Talk to any artificial intelligence researcher and they’ll tell you that, while A.I. may be capable of complex acts like driving cars and spotting tiny details on X-ray scans, they’re still way behind when it comes to the generalized abilities of even a 3-year-old kid. This is sometimes called Moravec’s paradox: That the seemingly hard stuff is easy for an A.I., while the seemingly easy stuff is hard.
But what if you could teach an A.I. to learn like a kid? And what kind of training data would you need to feed into a neural network to carry out the experiment? Researchers from New York University recently set out to test this hypothesis by using a dataset of video footage taken from head-mounted cameras worn regularly by kids during their first three years alive.
This SAYcam data was collected by psychologist Jess Sullivan and colleagues in a paper published earlier this year. The kids recorded their GoPro-style experiences for one to two hours per week as they went about their daily lives. The researchers recorded the footage to create a “large, naturalistic, longitudinal dataset of infant and child-perspective videos” for use by psychologists, linguists, and computer scientists.

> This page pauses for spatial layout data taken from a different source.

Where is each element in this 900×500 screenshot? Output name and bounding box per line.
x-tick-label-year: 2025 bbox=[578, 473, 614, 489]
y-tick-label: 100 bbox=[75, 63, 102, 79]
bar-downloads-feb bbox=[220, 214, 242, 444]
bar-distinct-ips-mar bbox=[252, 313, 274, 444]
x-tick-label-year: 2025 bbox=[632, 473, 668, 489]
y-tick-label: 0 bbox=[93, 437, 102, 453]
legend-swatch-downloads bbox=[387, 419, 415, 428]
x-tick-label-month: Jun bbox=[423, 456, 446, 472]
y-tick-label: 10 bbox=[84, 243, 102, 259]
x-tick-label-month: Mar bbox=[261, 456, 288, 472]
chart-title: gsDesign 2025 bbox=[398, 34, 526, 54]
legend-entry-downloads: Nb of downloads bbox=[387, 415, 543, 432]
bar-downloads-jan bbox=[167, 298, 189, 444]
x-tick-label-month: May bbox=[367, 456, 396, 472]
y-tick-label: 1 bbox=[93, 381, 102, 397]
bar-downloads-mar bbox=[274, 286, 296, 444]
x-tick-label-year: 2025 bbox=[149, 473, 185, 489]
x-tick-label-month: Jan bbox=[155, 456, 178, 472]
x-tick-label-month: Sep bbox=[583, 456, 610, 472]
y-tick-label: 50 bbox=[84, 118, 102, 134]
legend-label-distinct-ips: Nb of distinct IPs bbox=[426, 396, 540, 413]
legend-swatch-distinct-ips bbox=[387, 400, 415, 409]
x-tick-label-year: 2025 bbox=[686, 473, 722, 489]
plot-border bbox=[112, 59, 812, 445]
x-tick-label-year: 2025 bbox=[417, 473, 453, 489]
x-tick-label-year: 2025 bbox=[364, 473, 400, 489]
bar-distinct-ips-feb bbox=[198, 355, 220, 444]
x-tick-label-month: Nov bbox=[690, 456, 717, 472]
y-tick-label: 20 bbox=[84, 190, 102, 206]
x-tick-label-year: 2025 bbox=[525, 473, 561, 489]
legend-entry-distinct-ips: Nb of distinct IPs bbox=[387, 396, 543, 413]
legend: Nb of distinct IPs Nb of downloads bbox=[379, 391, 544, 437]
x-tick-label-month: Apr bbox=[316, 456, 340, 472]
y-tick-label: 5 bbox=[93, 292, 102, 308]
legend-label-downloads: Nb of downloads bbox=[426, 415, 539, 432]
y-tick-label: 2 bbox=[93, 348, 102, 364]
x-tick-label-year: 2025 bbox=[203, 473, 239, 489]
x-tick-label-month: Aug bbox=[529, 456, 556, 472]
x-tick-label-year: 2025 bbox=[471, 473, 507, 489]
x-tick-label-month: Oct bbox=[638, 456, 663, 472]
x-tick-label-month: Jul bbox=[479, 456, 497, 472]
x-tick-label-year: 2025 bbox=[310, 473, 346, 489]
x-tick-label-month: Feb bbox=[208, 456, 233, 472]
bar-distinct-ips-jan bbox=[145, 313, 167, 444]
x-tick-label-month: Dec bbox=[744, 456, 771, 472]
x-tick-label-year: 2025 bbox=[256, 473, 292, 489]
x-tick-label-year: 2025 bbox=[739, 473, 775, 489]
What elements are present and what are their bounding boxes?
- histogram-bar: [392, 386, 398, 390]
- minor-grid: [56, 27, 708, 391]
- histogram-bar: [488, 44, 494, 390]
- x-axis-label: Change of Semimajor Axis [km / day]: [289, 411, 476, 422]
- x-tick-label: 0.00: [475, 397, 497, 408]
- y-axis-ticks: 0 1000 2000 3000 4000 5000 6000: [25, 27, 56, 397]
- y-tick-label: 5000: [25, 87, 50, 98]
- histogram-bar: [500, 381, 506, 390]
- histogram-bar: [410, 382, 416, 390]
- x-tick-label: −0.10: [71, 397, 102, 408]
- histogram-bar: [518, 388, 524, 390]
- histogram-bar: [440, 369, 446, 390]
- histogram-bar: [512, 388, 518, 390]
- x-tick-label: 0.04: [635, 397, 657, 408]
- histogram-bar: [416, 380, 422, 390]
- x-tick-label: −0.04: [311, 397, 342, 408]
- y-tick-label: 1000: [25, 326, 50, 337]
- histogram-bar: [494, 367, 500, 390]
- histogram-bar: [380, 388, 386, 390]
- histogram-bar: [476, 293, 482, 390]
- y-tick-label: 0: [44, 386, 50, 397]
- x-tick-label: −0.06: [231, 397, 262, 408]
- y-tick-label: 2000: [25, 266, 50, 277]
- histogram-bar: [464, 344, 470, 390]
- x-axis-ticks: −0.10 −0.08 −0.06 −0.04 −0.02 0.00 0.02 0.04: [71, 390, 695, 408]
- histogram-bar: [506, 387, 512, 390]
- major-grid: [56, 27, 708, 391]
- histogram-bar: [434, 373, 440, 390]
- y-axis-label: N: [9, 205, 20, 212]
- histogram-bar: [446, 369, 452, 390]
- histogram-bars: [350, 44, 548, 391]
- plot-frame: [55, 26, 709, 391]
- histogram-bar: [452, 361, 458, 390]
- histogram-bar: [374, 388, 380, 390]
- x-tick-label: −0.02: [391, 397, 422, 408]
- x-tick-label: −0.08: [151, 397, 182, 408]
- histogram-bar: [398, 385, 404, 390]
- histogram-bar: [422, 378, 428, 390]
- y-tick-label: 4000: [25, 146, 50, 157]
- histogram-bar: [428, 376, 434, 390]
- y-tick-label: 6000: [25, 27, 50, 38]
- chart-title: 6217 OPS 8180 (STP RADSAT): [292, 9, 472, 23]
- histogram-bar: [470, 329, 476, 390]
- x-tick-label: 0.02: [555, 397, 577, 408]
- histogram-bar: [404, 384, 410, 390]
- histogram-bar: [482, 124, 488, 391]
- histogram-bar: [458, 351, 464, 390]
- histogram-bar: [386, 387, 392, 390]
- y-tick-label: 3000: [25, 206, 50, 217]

Training an A.I. to view the world like a kid
The New York University researchers then took this video data and used it to train a neural network.
“The goal was to address a nature vs. nurture-type question,” Emin Orhan, lead researcher on the project, told in an email to Digital Trends. “Given this visual experience that children receive in their early development, can we learn high-level visual categories — such as table, chair, cat, car, etc. — using generic learning algorithms, or does this ability require some kind of innate knowledge in children that cannot be learned by applying generic learning methods to the early visual experience that children receive?”
The A.I. did show some learning by, for example, recognizing a cat that was frequently featured in the video. While the researchers didn’t create anything close to a kid version of Artificial General Intelligence, the research nonetheless highlights how certain visual features can be learned simply by watching naturalistic data. There’s still more work to be done, though.
“We found that, by and large, it is possible to learn pretty sophisticated high-level visual concepts in this way without assuming any innate knowledge,” Orhan explained. “But understanding precisely what these machine learning models trained with the headcam data are capable of doing, and what exactly is still missing in these models compared to the visual abilities of children, is still [a] work in progress.”
A paper describing the research is available to read online.